ESI and Heartland see the company blossoming to a point within the next three years where it can go public.
"The plan is to significantly grow the business," the 35-year-old Ford says. "We have some very aggressive growth schedules over the course of the next three years. Everything we're doing right now in terms of corporate organization, financial structuring and operational structuring is preparing for the next level, which in our mind is an IPO."
Carrico, Heartland's president and CEO, says his firm believes "there is a significant opportunity to position [ESI] as a public company, not necessarily to raise a lot more capital, because we could put more capital to work. But we think this would be a very interesting vehicle to be public, where Rod could go to some local markets and basically acquire a company that fits into the overall game plan of products that ESI offers. . . . That makes an enormous amount of sense."
Ford says that before moving ahead with an IPO, "we want to develop more resources, develop a larger portfolio, specifically a larger regional presence - at least five of those regional offices functioning, profitable, on-line, which I think gives you a much more leveraged organization to take to the public market. And a track record of significant growth and success."

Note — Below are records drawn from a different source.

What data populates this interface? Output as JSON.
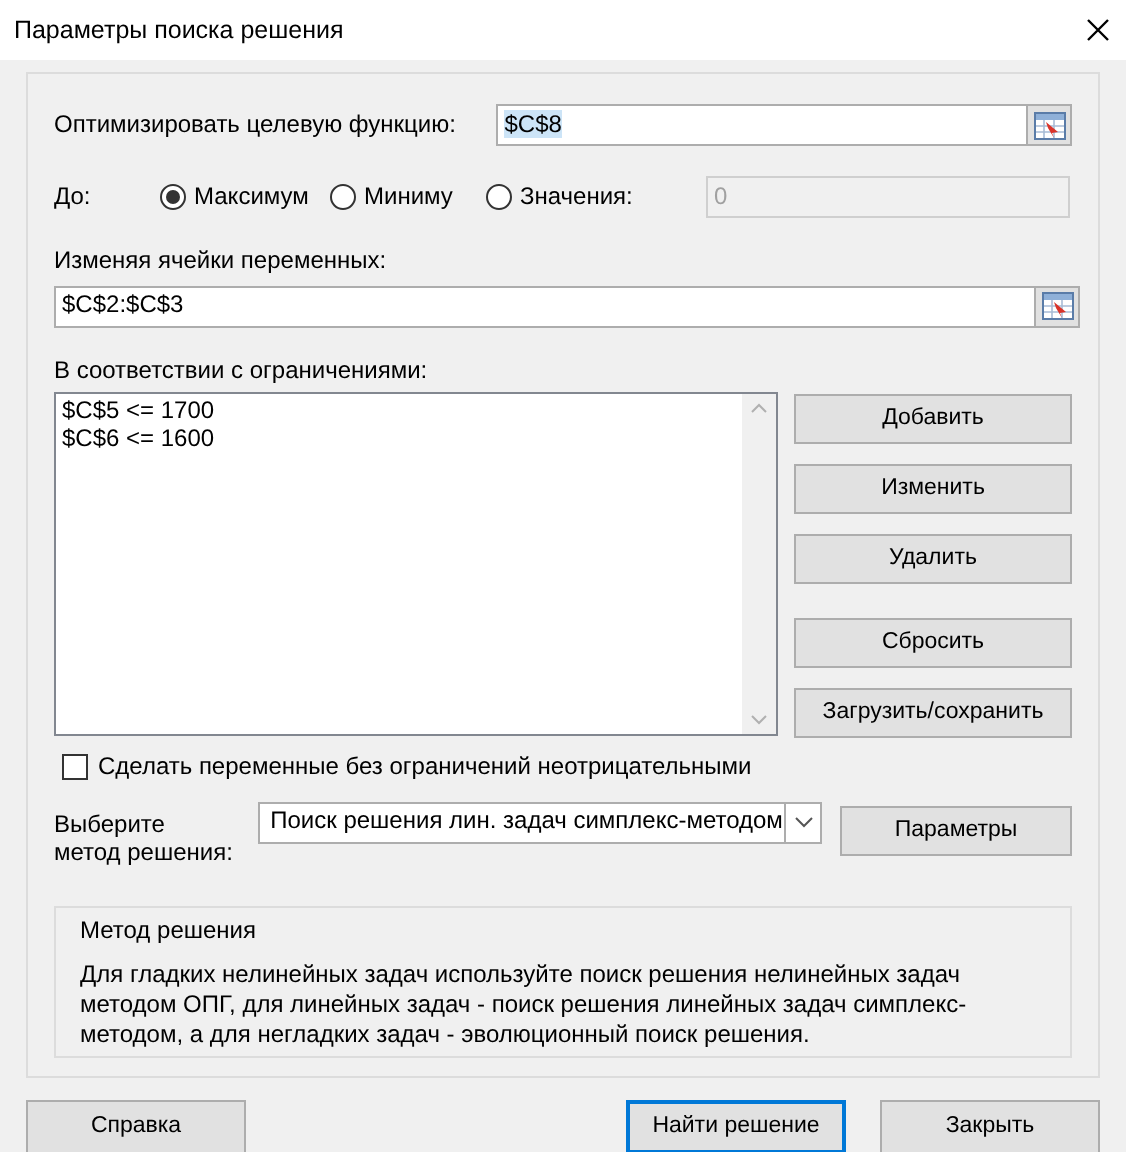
{
  "window": {
    "title": "Параметры поиска решения"
  },
  "objective": {
    "label": "Оптимизировать целевую функцию:",
    "value": "$C$8",
    "selected": true
  },
  "to": {
    "label": "До:",
    "options": [
      {
        "label": "Максимум",
        "selected": true
      },
      {
        "label": "Миниму",
        "selected": false
      },
      {
        "label": "Значения:",
        "selected": false
      }
    ],
    "value_field": {
      "value": "0",
      "disabled": true
    }
  },
  "changing": {
    "label": "Изменяя ячейки переменных:",
    "value": "$C$2:$C$3"
  },
  "constraints": {
    "label": "В соответствии с ограничениями:",
    "items": [
      "$C$5 <= 1700",
      "$C$6 <= 1600"
    ]
  },
  "side_buttons": [
    "Добавить",
    "Изменить",
    "Удалить"
  ],
  "side_buttons_lower": [
    "Сбросить",
    "Загрузить/сохранить"
  ],
  "nonnegative": {
    "label": "Сделать переменные без ограничений неотрицательными",
    "checked": false
  },
  "method": {
    "label": "Выберите\nметод решения:",
    "value": "Поиск решения лин. задач симплекс-методом",
    "button": "Параметры"
  },
  "description": {
    "title": "Метод решения",
    "text": "Для гладких нелинейных задач используйте поиск решения нелинейных задач методом ОПГ, для линейных задач - поиск решения линейных задач симплекс-методом, а для негладких задач - эволюционный поиск решения."
  },
  "footer_buttons": [
    {
      "label": "Справка",
      "default": false
    },
    {
      "label": "Найти решение",
      "default": true
    },
    {
      "label": "Закрыть",
      "default": false
    }
  ]
}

With this partnership, ESI will form a five-man board of directors. Ford and Carrico will be two members of the board; talks have been held with some prominent Arkansas business leaders, but nothing has been confirmed, the two say.
Removing the Barriers
Ford says that removing financial barriers was the key issue in growing his company. He saw growth as most important because "we really felt like the first guy to get to some form of critical mass in this market regionally would be the big winner long-term."
Enter Heartland.
"We have been looking at the systems integration industry for probably a year and a half," Carrico says. "We think it is an enormous opportunity given where the information age is going, and we wanted to make an investment in someone we thought had a different business strategy. Rod clearly has something unique and something we were very attracted to."
Ford says ESI will benefit from Heartland's other relationships and investors.
"We feel like there is going to be a lot of value there for us on the revenue side as well as use of the capital," he says. "Bernie's experience and his partners' experience and the resources they bring to the table are extremely impressive."
Bradshaw-Clark was founded by Ronnie Clark 22 years ago. Clark will stay on as president of the 70-employee firm. ESI's total number of employees after the acquisition will jump to 110.